今回は同博物館に展示されている興味深いクルマをほんの一部だけ紹介しよう。
01:創設者
マン島自動車博物館のコレクションは、ダレン・カニンガム氏とその父デニス氏による30年にわたる収集の成果である。博物館は2015年に開館し、ダレン氏は「他では見られないようなクルマをコレクションに加え、それをすべての人に紹介したいと思っています。そのため、非常に幅広い車種を揃える必要があります」と語っている。

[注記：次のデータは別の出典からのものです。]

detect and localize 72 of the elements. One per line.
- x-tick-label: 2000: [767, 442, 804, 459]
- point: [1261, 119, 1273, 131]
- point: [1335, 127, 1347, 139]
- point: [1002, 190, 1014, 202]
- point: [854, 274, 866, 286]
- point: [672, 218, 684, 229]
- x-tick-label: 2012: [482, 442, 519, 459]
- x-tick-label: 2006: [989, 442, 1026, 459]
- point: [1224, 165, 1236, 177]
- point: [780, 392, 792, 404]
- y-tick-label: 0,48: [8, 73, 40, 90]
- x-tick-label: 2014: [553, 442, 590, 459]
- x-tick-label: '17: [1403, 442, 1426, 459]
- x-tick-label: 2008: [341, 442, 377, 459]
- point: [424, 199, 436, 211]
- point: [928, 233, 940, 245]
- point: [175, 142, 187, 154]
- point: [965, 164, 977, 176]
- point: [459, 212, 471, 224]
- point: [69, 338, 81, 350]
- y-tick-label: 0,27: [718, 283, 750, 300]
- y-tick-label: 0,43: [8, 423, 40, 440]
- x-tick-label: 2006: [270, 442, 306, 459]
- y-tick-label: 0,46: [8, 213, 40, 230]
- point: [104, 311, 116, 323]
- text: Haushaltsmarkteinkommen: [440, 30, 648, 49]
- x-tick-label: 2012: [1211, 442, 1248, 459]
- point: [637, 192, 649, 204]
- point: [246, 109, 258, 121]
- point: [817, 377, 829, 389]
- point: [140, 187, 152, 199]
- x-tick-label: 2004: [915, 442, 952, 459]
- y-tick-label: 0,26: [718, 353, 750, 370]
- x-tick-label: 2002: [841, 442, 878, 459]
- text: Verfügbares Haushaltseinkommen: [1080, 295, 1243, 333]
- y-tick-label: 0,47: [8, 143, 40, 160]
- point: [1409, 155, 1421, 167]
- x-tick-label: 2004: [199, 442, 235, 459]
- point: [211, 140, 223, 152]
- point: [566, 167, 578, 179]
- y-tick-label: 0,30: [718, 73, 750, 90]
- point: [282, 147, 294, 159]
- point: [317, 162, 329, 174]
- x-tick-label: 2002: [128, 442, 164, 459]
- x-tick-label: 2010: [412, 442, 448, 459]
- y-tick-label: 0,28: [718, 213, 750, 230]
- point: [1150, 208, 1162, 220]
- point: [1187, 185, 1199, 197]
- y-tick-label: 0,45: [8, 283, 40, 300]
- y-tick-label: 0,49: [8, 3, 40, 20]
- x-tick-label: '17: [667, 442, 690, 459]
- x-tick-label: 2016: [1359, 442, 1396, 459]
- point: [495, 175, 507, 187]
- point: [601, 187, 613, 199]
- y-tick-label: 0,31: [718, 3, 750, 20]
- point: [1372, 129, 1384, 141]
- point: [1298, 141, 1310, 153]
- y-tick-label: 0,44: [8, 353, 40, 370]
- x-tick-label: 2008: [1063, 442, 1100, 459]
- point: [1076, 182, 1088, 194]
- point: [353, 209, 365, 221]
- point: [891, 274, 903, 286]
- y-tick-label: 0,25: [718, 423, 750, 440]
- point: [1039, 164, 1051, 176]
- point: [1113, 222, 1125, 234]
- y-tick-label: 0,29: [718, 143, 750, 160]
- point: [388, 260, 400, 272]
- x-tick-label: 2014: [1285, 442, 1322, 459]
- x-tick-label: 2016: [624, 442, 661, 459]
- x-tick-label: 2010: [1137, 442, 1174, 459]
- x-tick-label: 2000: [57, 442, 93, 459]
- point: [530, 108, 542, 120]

ここで掲載する写真からもわかるように、その目標は達成されたと言っても過言ではないだろう。
02:ピールP50
P50は、あるテレビ番組のおふざけにより、かつてないほど注目を集めている。マン島で生産された全長1370mmの1人乗り自動車で、量産車としては史上最小のロードカーである。この博物館にはまるで当然のように、写真のオリジナルモデル、分解モデル、2011年のレプリカの計3台が展示されている。
03:ロータス・カールトン
最高出力300psのハッチバックが一般的な存在になり、600psのセダンも珍しくなくなった現在、1990年に登場したロータス・カールトンが当時どれほど波紋を呼んだか想像するのは難しいだろう。最高出力377psのツインターボ直列6気筒エンジンは最高速度285km/hを誇り、一部のメディアから反感を買った。もっとも、彼らはフェラーリには文句を言わなかったようだが……。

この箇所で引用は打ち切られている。